Tory Sampson is a second-year graduate student in the Linguistics doctoral program at UCSD. The talk is: ‘An Emerging SELF: The Copular Cycle in ASL’. Currently, she is working on describing the copular cycle in ASL, a grammaticalization phenomenon seen cross-linguistically in which a pronoun evolves into a copula. Refreshments will be served right after her talk. Please RSVP by Sept 3rd to cogrady@sdsu.edu
Abstract
Tory Sampson & Rachel I. Mayberry
In modern ASL, the sign SELF has been found to be a reflexive pronoun (Baker-Shenk
& Cokely 1980; Kegl 2003; Sandler & Lillo-Martin 2006), a quasi-intensifier
(Koulidobrova 2009), and an emphatic (Wilkinson 2013a, b).
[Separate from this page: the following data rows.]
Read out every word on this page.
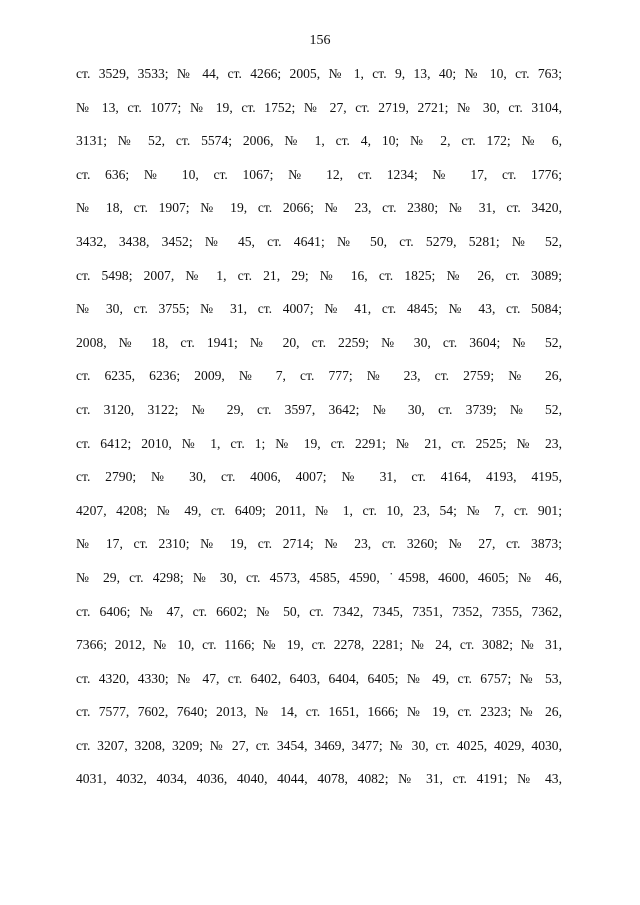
156
ст. 3529, 3533; № 44, ст. 4266; 2005, № 1, ст. 9, 13, 40; № 10, ст. 763;
№ 13, ст. 1077; № 19, ст. 1752; № 27, ст. 2719, 2721; № 30, ст. 3104,
3131; № 52, ст. 5574; 2006, № 1, ст. 4, 10; № 2, ст. 172; № 6,
ст. 636; № 10, ст. 1067; № 12, ст. 1234; № 17, ст. 1776;
№ 18, ст. 1907; № 19, ст. 2066; № 23, ст. 2380; № 31, ст. 3420,
3432, 3438, 3452; № 45, ст. 4641; № 50, ст. 5279, 5281; № 52,
ст. 5498; 2007, № 1, ст. 21, 29; № 16, ст. 1825; № 26, ст. 3089;
№ 30, ст. 3755; № 31, ст. 4007; № 41, ст. 4845; № 43, ст. 5084;
2008, № 18, ст. 1941; № 20, ст. 2259; № 30, ст. 3604; № 52,
ст. 6235, 6236; 2009, № 7, ст. 777; № 23, ст. 2759; № 26,
ст. 3120, 3122; № 29, ст. 3597, 3642; № 30, ст. 3739; № 52,
ст. 6412; 2010, № 1, ст. 1; № 19, ст. 2291; № 21, ст. 2525; № 23,
ст. 2790; № 30, ст. 4006, 4007; № 31, ст. 4164, 4193, 4195,
4207, 4208; № 49, ст. 6409; 2011, № 1, ст. 10, 23, 54; № 7, ст. 901;
№ 17, ст. 2310; № 19, ст. 2714; № 23, ст. 3260; № 27, ст. 3873;
№ 29, ст. 4298; № 30, ст. 4573, 4585, 4590, ˙4598, 4600, 4605; № 46,
ст. 6406; № 47, ст. 6602; № 50, ст. 7342, 7345, 7351, 7352, 7355, 7362,
7366; 2012, № 10, ст. 1166; № 19, ст. 2278, 2281; № 24, ст. 3082; № 31,
ст. 4320, 4330; № 47, ст. 6402, 6403, 6404, 6405; № 49, ст. 6757; № 53,
ст. 7577, 7602, 7640; 2013, № 14, ст. 1651, 1666; № 19, ст. 2323; № 26,
ст. 3207, 3208, 3209; № 27, ст. 3454, 3469, 3477; № 30, ст. 4025, 4029, 4030,
4031, 4032, 4034, 4036, 4040, 4044, 4078, 4082; № 31, ст. 4191; № 43,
Analyzing data from old
(1910-1915) and modern ASL corpora, we find that in sentences with nominal
predicates, SELF in the post-nominal position functions as a copula rather than as an
emphatic as commonly observed in spoken languages. In old ASL, the sign SELF was
used extensively as a third person subject pronoun. This suggests that the current sign
SELF has undergone a copular cycle, that is, a grammaticalization process in which a
pronoun evolves into a copula (Katz 1996). We provide evidence that SELF in ASL has
evolved a new copular function for use in sentences with nominal predicates.